As we talk about this all I can think of is the choice Americans have to make between Hillary Clinton and Donald Trump…
I'm not gonna pick! The thing is, Hillary Clinton's a real warmonger—she's got blood on her hands already, whereas Donald Trump's a total loose cannon. There's lots of hysterical people who are very anti-Trump, but these are the kind of people who wouldn't bat an eyelid when Hillary Clinton is involved in the deaths of thousands of Syrians. I think a lot of people have a messed-up sense of priorities. They're happy if they've got a progressive female president, even if she's up for killing lots of foreigners. It's this sick sort of social-media malaise that's gripped the human race recently, where everybody's more interested in virtue signaling and talking about what they think's fundamentally right than the actual human cost. I've got that picture of Tony Blair​ taking a selfie with the explosion in the background up on the wall—it's by Kenneth Phillips. People say, 'Yes, well, Tony Blair did some great things—he invested in the health service and he did a lot for education. He was also involved in killing nearly a million Iraqis!
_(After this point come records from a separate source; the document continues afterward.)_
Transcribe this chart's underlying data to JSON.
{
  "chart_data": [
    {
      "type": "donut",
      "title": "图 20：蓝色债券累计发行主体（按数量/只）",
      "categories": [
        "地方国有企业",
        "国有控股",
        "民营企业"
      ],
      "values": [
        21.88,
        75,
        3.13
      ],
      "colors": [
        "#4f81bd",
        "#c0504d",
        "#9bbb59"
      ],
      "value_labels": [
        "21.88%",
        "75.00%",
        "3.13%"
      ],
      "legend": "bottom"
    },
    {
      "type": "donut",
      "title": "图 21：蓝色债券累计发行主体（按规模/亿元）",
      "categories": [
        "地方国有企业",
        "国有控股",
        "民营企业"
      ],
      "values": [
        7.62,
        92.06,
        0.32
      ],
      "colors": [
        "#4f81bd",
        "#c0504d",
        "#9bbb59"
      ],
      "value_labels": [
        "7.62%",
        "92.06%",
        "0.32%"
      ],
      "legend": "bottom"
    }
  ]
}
Who do you think would make a more terrifying space entity?
Oh my God… Donald Trump would probably be like this giant amorphous creature that went around sucking everything up with tentacles. Hillary Clinton wouldn't be too dissimilar. It would be horrific. It's a sad state of affairs when people are only able to choose between candidates like that!

Speaking of entities, "Inside the Godmind" is another track along those lines…
You like all the dark tracks, don't you? It's a dream of entering the mind of a huge, omnipotent being. At the heart of it you find something truly awful—the end of the universe, which is at the center of this being's thoughts…

So there is a God! But it's malevolent.
I'm relatively certain there are entities out there in the universe that we would call 'Gods'. They'll be creatures that have transcended science as we know it. I just don't believe in God floating around on a cloud as it were. We can't preclude the existence of some sort of creative force in the universe, but you can say most organized religions follow a faith that is highly illogical and unlikely given what we know about the nature of reality that we can prove with scientific means. Are millions of people all sharing the same delusion, or are they all dreaming of different Gods? There's no way to know. At the end of the song the protagonist has reached the center of this mind and realized that there's a horror at the middle of it, 'A palsy on the face of God'.

A cosmic disease… do you think that's even possible?  
Yeah, I do actually! For example, lots of sci-fi authors have written about the threat of nanotechnology: tiny machines that can disassemble everything, that can take matter to bits, replicate and spread, so that'd fit nicely.

Kind of reminds me of the human race…
Of course it does. It's the mirror.

As Friedrich Nietzsche said, 'If you gaze long into an abyss, the abyss also gazes into you.'

'On Strange Loops' is out now via Willowtip.